El Ministerio Público de Chile ha emitido un comunicado oficial confirmando que el conductor del autobús que sufrió un trágico volcamiento en Copiapó, resultando en la muerte de tres personas, estaba bajo los efectos de sustancias prohibidas. El incidente, que tuvo lugar en horas de la madrugada, ha sacudido a la comunidad y ha despertado numerosas preocupaciones sobre la seguridad vial y las repercusiones del consumo de drogas al volante.

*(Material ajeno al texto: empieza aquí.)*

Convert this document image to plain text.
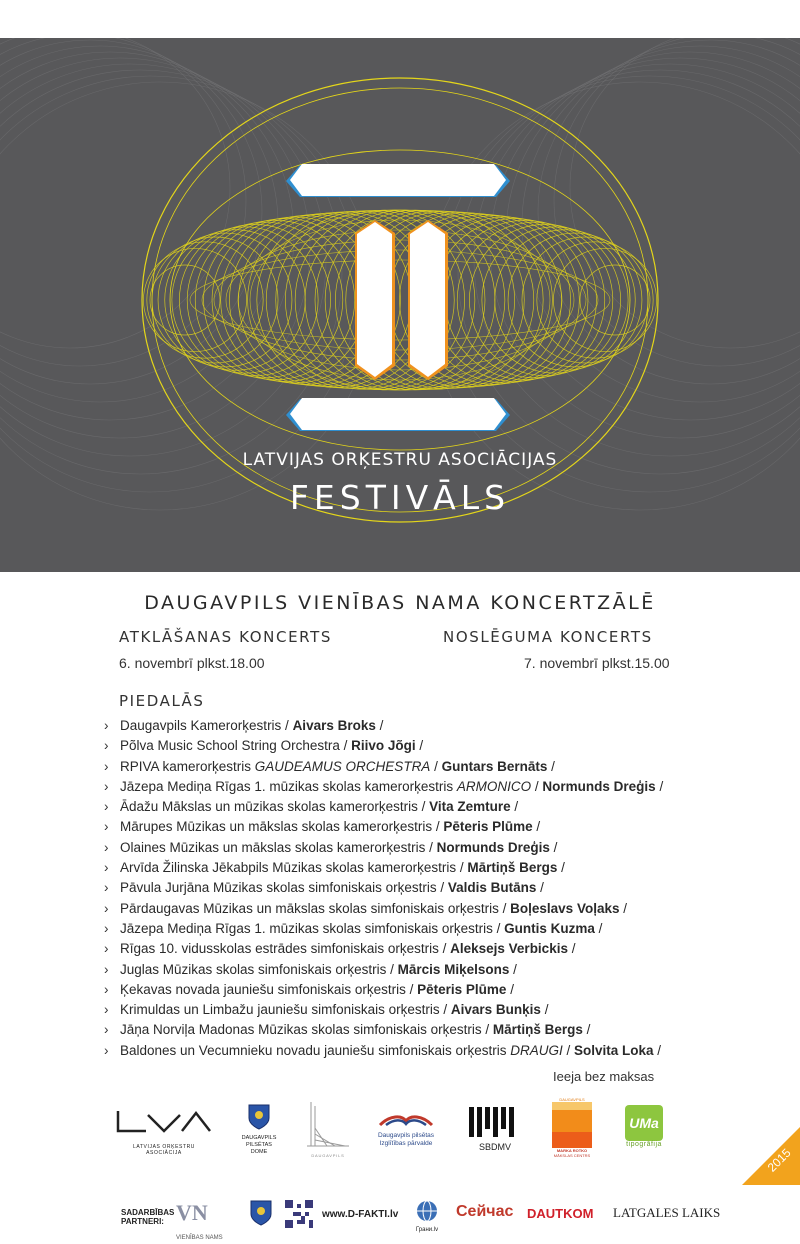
LATVIJAS ORĶESTRU ASOCIĀCIJAS
FESTIVĀLS
DAUGAVPILS VIENĪBAS NAMA KONCERTZĀLĒ
ATKLĀŠANAS KONCERTS
6. novembrī plkst.18.00
NOSLĒGUMA KONCERTS
7. novembrī plkst.15.00
PIEDALĀS
› Daugavpils Kamerorķestris / Aivars Broks /
› Põlva Music School String Orchestra / Riivo Jõgi /
› RPIVA kamerorķestris GAUDEAMUS ORCHESTRA / Guntars Bernāts /
› Jāzepa Mediņa Rīgas 1. mūzikas skolas kamerorķestris ARMONICO / Normunds Dreģis /
› Ādažu Mākslas un mūzikas skolas kamerorķestris / Vita Zemture /
› Mārupes Mūzikas un mākslas skolas kamerorķestris / Pēteris Plūme /
› Olaines Mūzikas un mākslas skolas kamerorķestris / Normunds Dreģis /
› Arvīda Žilinska Jēkabpils Mūzikas skolas kamerorķestris / Mārtiņš Bergs /
› Pāvula Jurjāna Mūzikas skolas simfoniskais orķestris / Valdis Butāns /
› Pārdaugavas Mūzikas un mākslas skolas simfoniskais orķestris / Boļeslavs Voļaks /
› Jāzepa Mediņa Rīgas 1. mūzikas skolas simfoniskais orķestris / Guntis Kuzma /
› Rīgas 10. vidusskolas estrādes simfoniskais orķestris / Aleksejs Verbickis /
› Juglas Mūzikas skolas simfoniskais orķestris / Mārcis Miķelsons /
› Ķekavas novada jauniešu simfoniskais orķestris / Pēteris Plūme /
› Krimuldas un Limbažu jauniešu simfoniskais orķestris / Aivars Bunķis /
› Jāņa Norviļa Madonas Mūzikas skolas simfoniskais orķestris / Mārtiņš Bergs /
› Baldones un Vecumnieku novadu jauniešu simfoniskais orķestris DRAUGI / Solvita Loka /
Ieeja bez maksas
2015
LATVIJAS ORĶESTRU ASOCIĀCIJA
DAUGAVPILS
PILSĒTAS
DOME
DAUGAVPILS
Daugavpils pilsētas
Izglītības pārvalde	SBDMV
DAUGAVPILS
MARKA ROTKO
MĀKSLAS CENTRS
UMa
tipogrāfija
SADARBĪBAS
PARTNERI: VN VIENĪBAS NAMS
www.D-FAKTI.lv
Грани.lv
Сейчас DAUTKOM LATGALES LAIKS
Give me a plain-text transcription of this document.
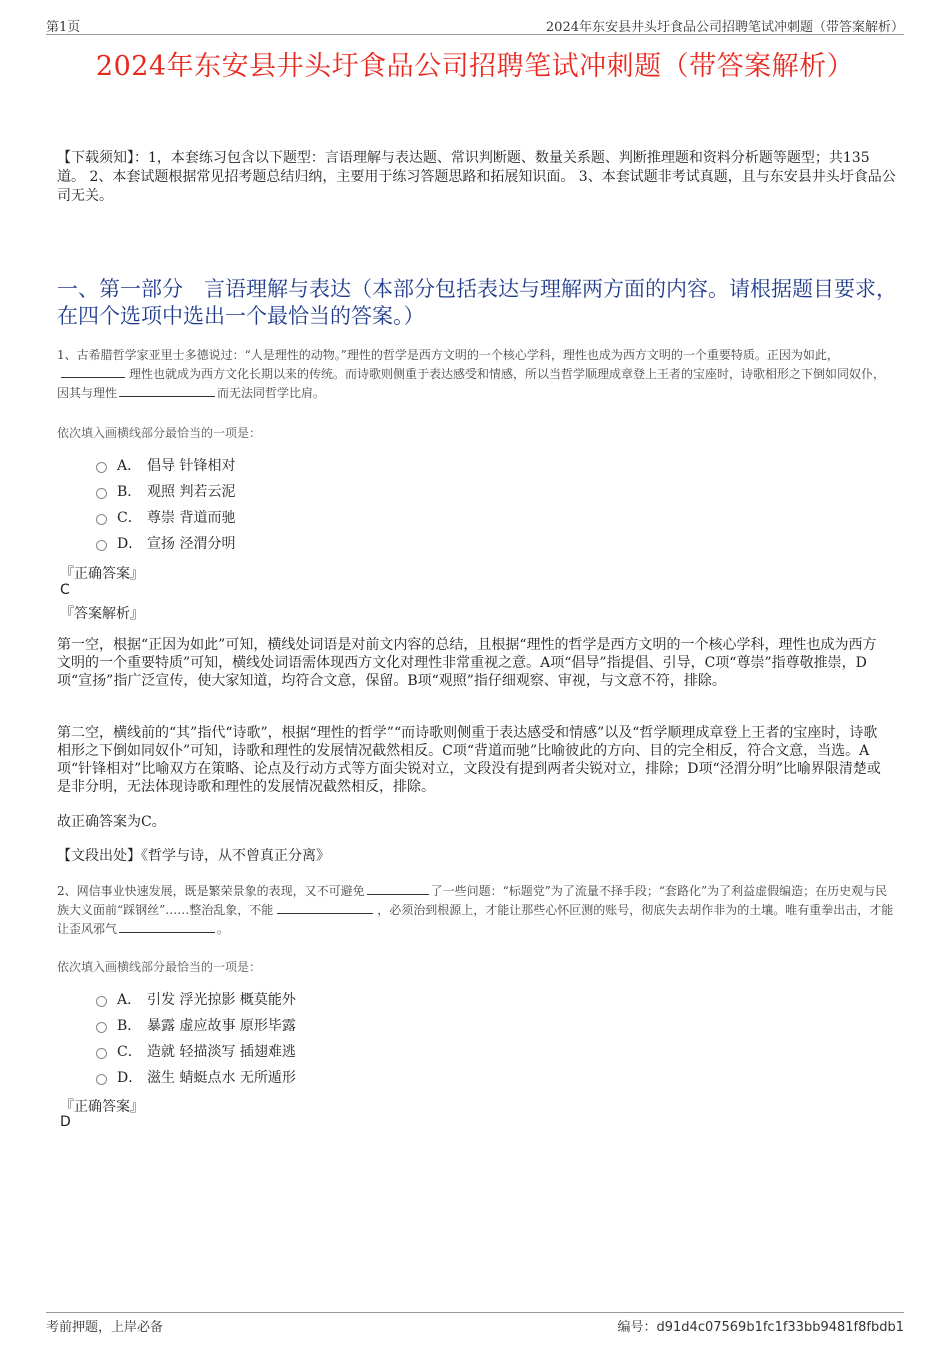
第1页	2024年东安县井头圩食品公司招聘笔试冲刺题（带答案解析）
2024年东安县井头圩食品公司招聘笔试冲刺题（带答案解析）
【下载须知】：1，本套练习包含以下题型：言语理解与表达题、常识判断题、数量关系题、判断推理题和资料分析题等题型；共135道。 2、本套试题根据常见招考题总结归纳，主要用于练习答题思路和拓展知识面。 3、本套试题非考试真题，且与东安县井头圩食品公司无关。
一、第一部分　言语理解与表达（本部分包括表达与理解两方面的内容。请根据题目要求，在四个选项中选出一个最恰当的答案。）
1、古希腊哲学家亚里士多德说过：“人是理性的动物。”理性的哲学是西方文明的一个核心学科，理性也成为西方文明的一个重要特质。正因为如此，理性也就成为西方文化长期以来的传统。而诗歌则侧重于表达感受和情感，所以当哲学顺理成章登上王者的宝座时，诗歌相形之下倒如同奴仆，因其与理性	而无法同哲学比肩。
依次填入画横线部分最恰当的一项是：
A． 倡导 针锋相对
B． 观照 判若云泥
C． 尊崇 背道而驰
D． 宣扬 泾渭分明
『正确答案』
C
『答案解析』
第一空，根据“正因为如此”可知，横线处词语是对前文内容的总结，且根据“理性的哲学是西方文明的一个核心学科，理性也成为西方文明的一个重要特质”可知，横线处词语需体现西方文化对理性非常重视之意。A项“倡导”指提倡、引导，C项“尊崇”指尊敬推崇，D项“宣扬”指广泛宣传，使大家知道，均符合文意，保留。B项“观照”指仔细观察、审视，与文意不符，排除。
第二空，横线前的“其”指代“诗歌”，根据“理性的哲学”“而诗歌则侧重于表达感受和情感”以及“哲学顺理成章登上王者的宝座时，诗歌相形之下倒如同奴仆”可知，诗歌和理性的发展情况截然相反。C项“背道而驰”比喻彼此的方向、目的完全相反，符合文意，当选。A项“针锋相对”比喻双方在策略、论点及行动方式等方面尖锐对立，文段没有提到两者尖锐对立，排除；D项“泾渭分明”比喻界限清楚或是非分明，无法体现诗歌和理性的发展情况截然相反，排除。
故正确答案为C。
【文段出处】《哲学与诗，从不曾真正分离》
2、网信事业快速发展，既是繁荣景象的表现，又不可避免	了一些问题：“标题党”为了流量不择手段；“套路化”为了利益虚假编造；在历史观与民族大义面前“踩钢丝”……整治乱象，不能	，必须治到根源上，才能让那些心怀叵测的账号，彻底失去胡作非为的土壤。唯有重拳出击，才能让歪风邪气	。
依次填入画横线部分最恰当的一项是：
A． 引发 浮光掠影 概莫能外
B． 暴露 虚应故事 原形毕露
C． 造就 轻描淡写 插翅难逃
D． 滋生 蜻蜓点水 无所遁形
『正确答案』
D
考前押题，上岸必备	编号：d91d4c07569b1fc1f33bb9481f8fbdb1
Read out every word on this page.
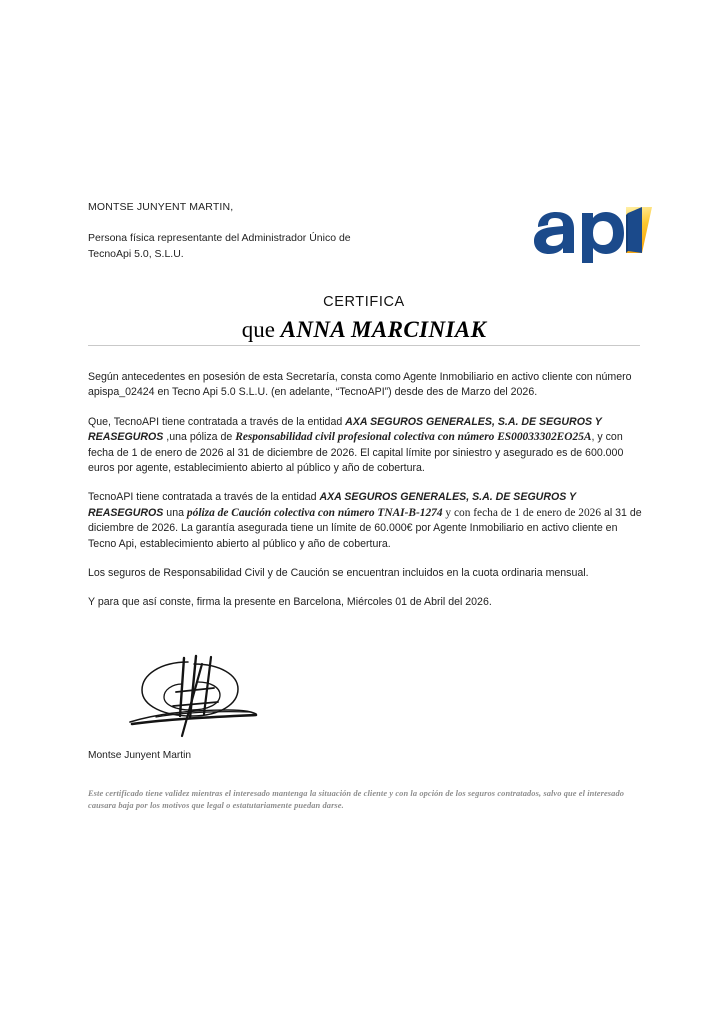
MONTSE JUNYENT MARTIN,
Persona física representante del Administrador Único de
TecnoApi 5.0, S.L.U.
CERTIFICA
que ANNA MARCINIAK

Según antecedentes en posesión de esta Secretaría, consta como Agente Inmobiliario en activo cliente con número apispa_02424 en Tecno Api 5.0 S.L.U. (en adelante, “TecnoAPI”) desde des de Marzo del 2026.

Que, TecnoAPI tiene contratada a través de la entidad AXA SEGUROS GENERALES, S.A. DE SEGUROS Y REASEGUROS ,una póliza de Responsabilidad civil profesional colectiva con número ES00033302EO25A, y con fecha de 1 de enero de 2026 al 31 de diciembre de 2026. El capital límite por siniestro y asegurado es de 600.000 euros por agente, establecimiento abierto al público y año de cobertura.

TecnoAPI tiene contratada a través de la entidad AXA SEGUROS GENERALES, S.A. DE SEGUROS Y REASEGUROS una póliza de Caución colectiva con número TNAI-B-1274 y con fecha de 1 de enero de 2026 al 31 de diciembre de 2026. La garantía asegurada tiene un límite de 60.000€ por Agente Inmobiliario en activo cliente en Tecno Api, establecimiento abierto al público y año de cobertura.

Los seguros de Responsabilidad Civil y de Caución se encuentran incluidos en la cuota ordinaria mensual.

Y para que así conste, firma la presente en Barcelona, Miércoles 01 de Abril del 2026.

Montse Junyent Martin
Este certificado tiene validez mientras el interesado mantenga la situación de cliente y con la opción de los seguros contratados, salvo que el interesado causara baja por los motivos que legal o estatutariamente puedan darse.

La detención del conductor ya se ha llevado a cabo y se espera que en las próximas horas sea formalizado ante el Juzgado de Garantía.
Según el informe proporcionado por la Fiscalía Regional de Atacama, el conductor del autobús fue sometido a exámenes que revelaron la presencia de drogas en su sistema. Sin embargo, las autoridades no han especificado qué tipo de sustancias fueron detectadas. Esta situación ha generado un debate sobre la necesidad de un mayor control y prevención de conductores en estado de intoxicación, particularmente en rutas que son frecuentadas por vehículos de transporte público, donde la seguridad de muchos pasajeros está en juego.
El accidente ocurrió alrededor de las 05:15 horas en el kilómetro 784 de la Ruta 5 Norte, en el sector conocido como Travesía, entre Copiapó y Vallenar. El autobús, perteneciente a la empresa Norte Azul, realizaba un trayecto entre Iquique y Santiago y contaba con 60 pasajeros a bordo. La pérdida de control del vehículo llevó al vuelco, generando una escena de caos y desesperación en la que, además de los trágicamente fallecidos, se notificó que al menos ocho personas resultaron con lesiones de gravedad.
Las autoridades locales han enfatizado la importancia de investigar a fondo este caso, no solo por las consecuencias fatales, sino también para prevenir que tragedias similares se repitan en el futuro. El fiscal jefe de Copiapó, Christian González Carriel, ha manifestado su intención de solicitar al tribunal la ampliación de la detención del conductor, esperando los resultados de las investigaciones relevantes. Esto podría plantear preguntas más amplias sobre la responsabilidad legal de los conductores involucrados en accidentes fatales.
El volcamiento del autobús en Copiapó ha puesto de relieve la necesidad urgente de priorizar la educación sobre drogas y la conducción segura, así como la implementación de medidas más estrictas para el control de los conductores. La reflexión sobre estos hechos no solo es necesaria para honrar la memoria de las víctimas, sino también para garantizar que situaciones similares no se repitan en el futuro, protegiendo así la vida de todos aquellos que utilizan el transporte público.